Maxmen Amy, Browne William E, Martindale Mark Q, Giribet Gonzalo
Department of Organismic & Evolutionary Biology and Museum of Comparative Zoology, Harvard University, 26 Oxford Street, Cambridge, Massachusetts 02138, USA.
Nature. 2005 Oct 20;437(7062):1144-8. doi: 10.1038/nature03984.
Independent specialization of arthropod body segments has led to more than a century of debate on the homology of morphologically diverse segments, each defined by a lateral appendage and a ganglion of the central nervous system. The plesiomorphic composition of the arthropod head remains enigmatic because variation in segments and corresponding appendages is extreme. Within extant arthropod classes (Chelicerata, Myriapoda, Crustacea and Hexapoda--including the insects), correspondences between the appendage-bearing second (deutocerebral) and third (tritocerebral) cephalic neuromeres have been recently resolved on the basis of immunohistochemistry and Hox gene expression patterns. However, no appendage targets the first ganglion, the protocerebrum, and the corresponding segmental identity of this anterior region remains unclear. Reconstructions of stem-group arthropods indicate that the anteriormost region originally might have borne an ocular apparatus and a frontal appendage innervated by the protocerebrum. However, no study of the central nervous system in extant arthropods has been able to corroborate this idea directly, although recent analyses of cephalic gene expression patterns in insects suggest a segmental status for the protocerebral region. Here we investigate the developmental neuroanatomy of a putative basal arthropod, the pycnogonid sea spider, with immunohistochemical techniques. We show that the first pair of appendages, the chelifores, are innervated at an anterior position on the protocerebrum. This is the first true appendage shown to be innervated by the protocerebrum, and thus pycnogonid chelifores are not positionally homologous to appendages of extant arthropods but might, in fact, be homologous to the 'great appendages' of certain Cambrian stem-group arthropods.
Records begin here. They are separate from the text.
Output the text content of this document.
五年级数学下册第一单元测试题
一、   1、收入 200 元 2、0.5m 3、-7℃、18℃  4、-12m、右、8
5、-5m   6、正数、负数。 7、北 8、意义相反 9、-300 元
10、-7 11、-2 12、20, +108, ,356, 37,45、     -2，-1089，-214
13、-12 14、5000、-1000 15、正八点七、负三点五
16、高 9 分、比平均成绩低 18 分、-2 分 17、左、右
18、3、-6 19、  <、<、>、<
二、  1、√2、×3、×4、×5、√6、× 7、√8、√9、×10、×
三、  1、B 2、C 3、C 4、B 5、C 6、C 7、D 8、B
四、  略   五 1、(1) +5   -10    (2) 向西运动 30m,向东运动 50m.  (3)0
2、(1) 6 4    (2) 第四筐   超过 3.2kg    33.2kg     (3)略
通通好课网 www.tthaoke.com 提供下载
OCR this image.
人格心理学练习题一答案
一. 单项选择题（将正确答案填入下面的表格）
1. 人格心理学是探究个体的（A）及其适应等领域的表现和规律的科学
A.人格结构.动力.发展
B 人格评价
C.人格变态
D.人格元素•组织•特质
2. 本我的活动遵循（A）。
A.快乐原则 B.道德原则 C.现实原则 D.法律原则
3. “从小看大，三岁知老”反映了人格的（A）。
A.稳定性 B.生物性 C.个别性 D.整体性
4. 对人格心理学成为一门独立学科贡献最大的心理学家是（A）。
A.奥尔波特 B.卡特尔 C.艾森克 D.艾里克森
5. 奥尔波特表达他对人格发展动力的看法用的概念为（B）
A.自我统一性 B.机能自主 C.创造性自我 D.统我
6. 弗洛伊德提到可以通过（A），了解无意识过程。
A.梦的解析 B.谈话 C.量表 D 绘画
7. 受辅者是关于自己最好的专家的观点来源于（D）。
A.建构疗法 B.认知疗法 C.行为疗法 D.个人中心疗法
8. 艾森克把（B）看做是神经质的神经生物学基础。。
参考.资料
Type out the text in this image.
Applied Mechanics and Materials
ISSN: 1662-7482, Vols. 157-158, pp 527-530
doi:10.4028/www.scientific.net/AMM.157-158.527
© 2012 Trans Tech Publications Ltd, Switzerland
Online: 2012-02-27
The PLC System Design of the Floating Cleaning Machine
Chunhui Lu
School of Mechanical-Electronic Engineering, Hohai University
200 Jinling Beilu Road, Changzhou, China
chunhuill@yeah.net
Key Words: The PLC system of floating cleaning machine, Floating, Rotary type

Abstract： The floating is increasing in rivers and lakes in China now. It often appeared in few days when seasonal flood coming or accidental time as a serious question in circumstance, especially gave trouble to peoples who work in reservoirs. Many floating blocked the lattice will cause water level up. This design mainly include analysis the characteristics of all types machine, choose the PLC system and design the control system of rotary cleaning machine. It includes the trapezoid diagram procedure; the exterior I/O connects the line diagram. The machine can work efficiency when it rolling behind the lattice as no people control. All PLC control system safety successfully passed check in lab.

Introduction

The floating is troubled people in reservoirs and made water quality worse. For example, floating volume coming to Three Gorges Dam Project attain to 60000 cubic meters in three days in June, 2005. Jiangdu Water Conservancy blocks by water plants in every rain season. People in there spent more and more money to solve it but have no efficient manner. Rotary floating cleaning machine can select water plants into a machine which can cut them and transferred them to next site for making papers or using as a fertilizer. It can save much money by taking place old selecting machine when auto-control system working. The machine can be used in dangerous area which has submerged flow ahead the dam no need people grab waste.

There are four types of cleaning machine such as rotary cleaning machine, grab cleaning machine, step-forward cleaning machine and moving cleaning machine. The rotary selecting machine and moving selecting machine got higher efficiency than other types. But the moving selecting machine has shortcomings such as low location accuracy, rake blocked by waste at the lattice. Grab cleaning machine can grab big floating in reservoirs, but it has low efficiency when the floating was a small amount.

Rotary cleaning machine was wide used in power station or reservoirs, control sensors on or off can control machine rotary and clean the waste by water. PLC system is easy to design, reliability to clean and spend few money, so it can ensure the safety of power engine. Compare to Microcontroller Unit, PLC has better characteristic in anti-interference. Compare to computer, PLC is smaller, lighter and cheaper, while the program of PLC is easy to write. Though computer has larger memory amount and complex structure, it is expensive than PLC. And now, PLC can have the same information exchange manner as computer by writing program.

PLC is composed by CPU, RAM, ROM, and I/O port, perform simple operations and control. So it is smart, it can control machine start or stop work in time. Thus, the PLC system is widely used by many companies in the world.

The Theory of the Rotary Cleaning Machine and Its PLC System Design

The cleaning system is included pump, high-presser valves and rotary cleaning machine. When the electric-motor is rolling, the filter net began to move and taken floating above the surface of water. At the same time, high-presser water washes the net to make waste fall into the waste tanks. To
节肢动物身体节段的独立特化引发了一个多世纪以来关于形态多样的节段同源性的争论,每个节段都由一对附肢和中枢神经系统的一个神经节所界定。节肢动物头部的原始组成仍然是个谜,因为节段和相应附肢的变异极大。在现存的节肢动物类群(螯肢动物亚门、多足纲、甲壳纲和六足亚门——包括昆虫)中,基于免疫组织化学和Hox基因表达模式,最近已解决了携带附肢的第二(中脑)和第三(后脑)头部神经节之间的对应关系。然而,没有附肢与第一神经节(前脑)相连,该前部区域相应的节段身份仍不清楚。干群节肢动物的重建表明,最前部区域最初可能带有一个眼器和由前脑支配的额附肢。然而,尽管最近对昆虫头部基因表达模式的分析表明前脑区域具有节段地位,但尚未有对现存节肢动物中枢神经系统的研究能够直接证实这一观点。在这里,我们用免疫组织化学技术研究了一种假定的基础节肢动物——海蜘蛛的发育神经解剖学。我们发现,第一对附肢(螯肢)在前脑的前部位置接受神经支配。这是第一个被证明由前脑支配的真正附肢,因此海蜘蛛的螯肢在位置上与现存节肢动物的附肢不同源,但实际上可能与某些寒武纪干群节肢动物的“大附肢”同源。